Она не объясняет, где она это вычитала или от кого слышала, она говорит просто и уверенно «я знаю», говорит так, будто знала всегда, с незапамятных времен, и даже раньше, будто родилась с этим знанием. Это так странно, что Айгар смеется, и Лелде поднимает на него глаза. Уши его заячьей шапки, наверху не связанные, распались и свисают вниз на разной высоте. На носу горят янтарем первые ранние веснушки, на белой коже они кажутся выпуклыми, и глаза его, обычно темно-серые, глядят сапфирами, кончик носа замерз, посинел и блестит, а из воротника пальто торчит длинная, по-мальчишески тонкая шея, какая-то беспомощно, трогательно тонкая и до того худая, что внушает Лелде почему-то жалость. Почему? И все же, глядя на его шею, эту комично тонкую шею, Лелде не смеется — ее охватывает теплое и вместе с тем щемящее чувство. Грусть заволакивает ее лицо дымкой, стирая с него детские черты и как бы намечая сеть будущих складок и морщин, что делает его чужим — непривычно серьезным и удивительно взрослым. Ее рот складывается в мягкую болезненную улыбку, предназначенную Айгару и не предназначенную никому, и Айгар, который никогда не отличался интуицией — чем-чем, но только не чутьем, — вдруг каким-то шестым или седьмым чувством угадывает, почему Лелде сошла с автобуса на одну остановку раньше и теперь стоит на мосту и никуда не идет, стоит на мосту через Выдрицу на пятнадцатиградусном морозе и не двигается с места и даже ничего такого не говорит. Ей не хочется идти домой!

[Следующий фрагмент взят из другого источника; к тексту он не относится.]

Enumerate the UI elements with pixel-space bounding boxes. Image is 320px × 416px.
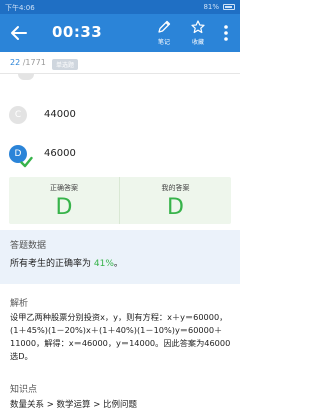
stats-heading: 答题数据 [10, 241, 47, 251]
knowledge-heading: 知识点 [10, 385, 38, 395]
question-progress: 22 /1771 单选题 [0, 52, 240, 74]
status-icons: 81% [203, 3, 235, 11]
note-label: 笔记 [157, 39, 170, 46]
star-icon [191, 20, 205, 34]
answer-comparison: 正确答案 D 我的答案 D [9, 177, 231, 224]
analysis-heading: 解析 [10, 299, 29, 309]
option-c[interactable]: C 44000 [0, 101, 240, 131]
more-menu-button[interactable] [218, 23, 234, 43]
stats-text-suffix: 。 [113, 259, 123, 269]
option-value: 44000 [44, 109, 76, 120]
question-counter: 22 /1771 [10, 58, 46, 67]
arrow-left-icon [11, 26, 27, 40]
option-b-partial[interactable] [18, 74, 34, 80]
battery-icon [223, 4, 235, 10]
option-letter: C [9, 106, 27, 124]
more-vertical-icon [224, 25, 228, 41]
my-answer: 我的答案 D [120, 177, 231, 224]
question-type-badge: 单选题 [52, 59, 79, 70]
my-answer-label: 我的答案 [161, 184, 190, 192]
correct-rate: 41% [93, 259, 114, 269]
pencil-icon [158, 20, 171, 33]
favorite-button[interactable]: 收藏 [181, 19, 215, 49]
favorite-label: 收藏 [191, 39, 204, 46]
stats-text: 所有考生的正确率为 41%。 [10, 256, 123, 269]
correct-answer-value: D [55, 195, 73, 220]
status-bar: 下午4:06 81% [0, 0, 240, 14]
answer-stats: 答题数据 所有考生的正确率为 41%。 [0, 230, 240, 284]
status-time: 下午4:06 [5, 4, 35, 12]
back-button[interactable] [8, 22, 30, 44]
stats-text-prefix: 所有考生的正确率为 [10, 259, 92, 269]
checkmark-icon [20, 156, 33, 168]
correct-answer-label: 正确答案 [50, 184, 78, 192]
knowledge-path[interactable]: 数量关系 > 数学运算 > 比例问题 [10, 398, 137, 410]
total-questions: /1771 [22, 58, 46, 67]
current-question: 22 [10, 58, 21, 67]
option-value: 46000 [44, 148, 76, 159]
note-button[interactable]: 笔记 [147, 19, 181, 49]
timer: 00:33 [52, 23, 103, 41]
app-bar: 00:33 笔记 收藏 [0, 14, 240, 52]
correct-answer: 正确答案 D [9, 177, 120, 224]
my-answer-value: D [167, 195, 184, 220]
battery-percent: 81% [203, 3, 219, 11]
option-d[interactable]: D 46000 [0, 140, 240, 170]
analysis-text: 设甲乙两种股票分别投资x，y，则有方程：x＋y＝60000，(1＋45%)(1－… [10, 312, 231, 361]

Вот они оба и стоят. Лелде смотрит на свои часики и вздыхает. Айгар вслед за ней смотрит на свои и тоже вздыхает; его тяготит затянувшееся молчание, когда не знаешь, что сказать и как себя вести. Можно подумать, что они ждут чего-то или кого-то, кто не идет, не является, кого они никак не могут дождаться. Но Айгар по натуре человек действия, поступка и просто не в силах стоять так, без дела. И, зажав портфель между колен, он нашаривает в кармане спички, пачку сигарет и вытряхивает себе одну штуку.